Die Schulen in Hamburg haben die Aufgabe, die Schülerinnen und Schüler zu befähigen und ihre Bereitschaft zu stärken, an der Gestaltung einer der Humanität verpflichteten demokratischen Gesellschaft mitzuwirken.... Die Schule soll durch Vermittlung von Wissen und Kenntnissen, Fähigkeiten und Fertigkeiten die Entfaltung der Person und die Selbstständigkeit ihrer Entscheidungen und Handlungen so fördern, dass die Schülerinnen und Schüler aktiv am sozialen, gesellschaftlichen, wirtschaftlichen, beruflichen, kulturellen und politischen Leben teilhaben können (Hamburgisches Schulgesetz § 2 Absätze 1 und 4). Diese Aufgabe besteht im besonderen Maße für die Fächer Geschichte/Politik (Haupt- und Realschule), Politik (Gesamtschule) und Sozialkunde/Berufsorientierung (Gymnasium). In den gültigen Lehrplänen und den in Arbeit befindlichen Rahmenplänen wird diese Aufgabe fachlich konkretisiert.

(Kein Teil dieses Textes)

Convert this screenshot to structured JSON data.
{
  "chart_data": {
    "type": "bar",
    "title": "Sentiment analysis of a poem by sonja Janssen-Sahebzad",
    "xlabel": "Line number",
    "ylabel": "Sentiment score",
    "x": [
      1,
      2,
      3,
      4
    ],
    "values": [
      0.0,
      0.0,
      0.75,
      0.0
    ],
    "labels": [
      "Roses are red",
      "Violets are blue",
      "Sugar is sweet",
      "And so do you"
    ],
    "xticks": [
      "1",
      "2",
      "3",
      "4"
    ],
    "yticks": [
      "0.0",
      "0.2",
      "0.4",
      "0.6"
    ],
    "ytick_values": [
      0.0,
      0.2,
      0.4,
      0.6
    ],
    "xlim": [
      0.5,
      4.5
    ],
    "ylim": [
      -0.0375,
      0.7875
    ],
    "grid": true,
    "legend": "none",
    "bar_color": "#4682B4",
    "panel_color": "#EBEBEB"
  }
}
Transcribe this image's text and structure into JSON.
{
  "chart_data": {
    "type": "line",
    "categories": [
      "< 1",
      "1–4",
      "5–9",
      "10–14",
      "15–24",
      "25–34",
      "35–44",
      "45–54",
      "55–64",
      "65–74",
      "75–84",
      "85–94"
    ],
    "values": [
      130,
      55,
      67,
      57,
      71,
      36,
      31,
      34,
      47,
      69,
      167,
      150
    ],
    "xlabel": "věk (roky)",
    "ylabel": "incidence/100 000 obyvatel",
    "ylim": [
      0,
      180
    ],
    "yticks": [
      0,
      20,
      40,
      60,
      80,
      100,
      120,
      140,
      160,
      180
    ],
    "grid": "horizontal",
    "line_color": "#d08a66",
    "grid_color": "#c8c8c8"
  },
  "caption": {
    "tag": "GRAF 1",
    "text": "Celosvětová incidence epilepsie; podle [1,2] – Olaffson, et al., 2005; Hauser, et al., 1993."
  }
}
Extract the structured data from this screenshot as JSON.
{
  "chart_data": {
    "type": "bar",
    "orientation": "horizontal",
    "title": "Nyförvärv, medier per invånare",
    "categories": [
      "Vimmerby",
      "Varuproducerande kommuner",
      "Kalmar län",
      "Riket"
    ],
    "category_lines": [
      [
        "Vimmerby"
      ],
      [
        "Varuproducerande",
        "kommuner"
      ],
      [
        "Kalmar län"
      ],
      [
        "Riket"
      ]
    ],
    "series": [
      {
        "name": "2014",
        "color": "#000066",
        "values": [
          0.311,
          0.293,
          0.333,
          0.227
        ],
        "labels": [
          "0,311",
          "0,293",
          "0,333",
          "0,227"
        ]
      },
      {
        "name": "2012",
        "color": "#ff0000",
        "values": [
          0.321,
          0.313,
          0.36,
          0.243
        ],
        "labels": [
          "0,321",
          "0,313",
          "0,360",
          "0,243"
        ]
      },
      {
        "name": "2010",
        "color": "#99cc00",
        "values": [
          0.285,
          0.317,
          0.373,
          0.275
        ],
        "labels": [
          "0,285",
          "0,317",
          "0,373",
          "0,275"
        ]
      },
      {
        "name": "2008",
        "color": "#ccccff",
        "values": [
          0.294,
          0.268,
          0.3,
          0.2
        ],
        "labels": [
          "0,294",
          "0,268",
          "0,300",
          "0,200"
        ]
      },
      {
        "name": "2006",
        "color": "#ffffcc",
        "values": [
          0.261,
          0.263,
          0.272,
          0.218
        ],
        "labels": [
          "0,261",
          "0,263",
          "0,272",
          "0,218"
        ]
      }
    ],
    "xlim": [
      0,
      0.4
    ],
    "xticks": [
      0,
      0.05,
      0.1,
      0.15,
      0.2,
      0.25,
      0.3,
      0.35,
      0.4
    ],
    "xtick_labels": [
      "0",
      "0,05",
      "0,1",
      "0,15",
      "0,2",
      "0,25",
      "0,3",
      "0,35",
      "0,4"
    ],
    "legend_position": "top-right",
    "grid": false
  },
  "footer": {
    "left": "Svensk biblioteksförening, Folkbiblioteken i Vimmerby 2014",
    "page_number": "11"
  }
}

Die unterrichtliche Arbeit an den Schulen wird unterstützt durch die am Institut für Lehrerfortbildung eingerichtete Agentur pro:demokratie, durch die aktuelle Informationsangebote und Personen zu politischen, gesellschaftlichen und zeitgeschichtlichen Fragen an nachfragende Schulen vermittelt werden.

Die zuständige Behörde beteiligt sich an den Vorbereitungen zu dem Förderprogramm Demokratie lernen und leben der Bund/Länder-Kommission. In diesem Rahmen werden von ausgewählten Schulen Wege und Vorhaben entwickelt, bundesweit vernetzt und zentral evaluiert werden, mit denen die politische Bildung und die Beteiligung an öffentlichen Aufgaben gestärkt werden kann. Die Ergebnisse werden in die Arbeit der Schulen in Hamburg Eingang finden.

Alle Schulen mit Sekundarstufen I und II sind im Übrigen aufgefordert worden, die bevorstehende Bundestagswahl zum Anlass zu nehmen, die Bemühungen um die politische Bildung der Jugendlichen zu verstärken.

6. Wie unterscheidet sich die Situation Hamburgs von der der Nachbarländer Schleswig-Holstein und Niedersachsen sowohl in finanzieller wie auch organisatorischer Sicht?

Im Gegensatz zur Hamburger Praxis wurden die politischen Jugendorganisationen Junge Union, Jungsozialisten, Grüne Jugend und Junge Linke (vorher Jungdemokraten) in Niedersachsen in den letzten Jahren wie folgt gefördert: 1999: 354 129,09 DM, 2000: 387 634,47 DM, 2001: 390 560,00 DM.

Für das Jahr 2002 ist ein Betrag in Höhe von 200000 E geplant. Die Mittel dienen der politischen Bewusstseinsbildung, wobei die Förderung von Parteiveranstaltungen ausgeschlossen ist. Die Unterstützung erfolgt für bestimmte Maßnahmen im Wege der Projektförderung. Es handelt sich um ca. 150

Veranstaltungen pro Jahr in jeweils unterschiedlicher Anzahl pro beteiligtem Verband.

In Schleswig-Holstein erhalten aus dem Bereich Jugendhilfe die Jugendorganisationen der Parteien keine Zuwendungen. Projektbezogene Angebote werden über die dortige Landeszentrale für politische Bildung gefördert. Über die Höhe der Förderung konnten in der für die Beantwortung einer Schriftlichen Kleinen Anfrage zur Verfügung stehenden Zeit von dort keine weiteren Angaben gemacht werden.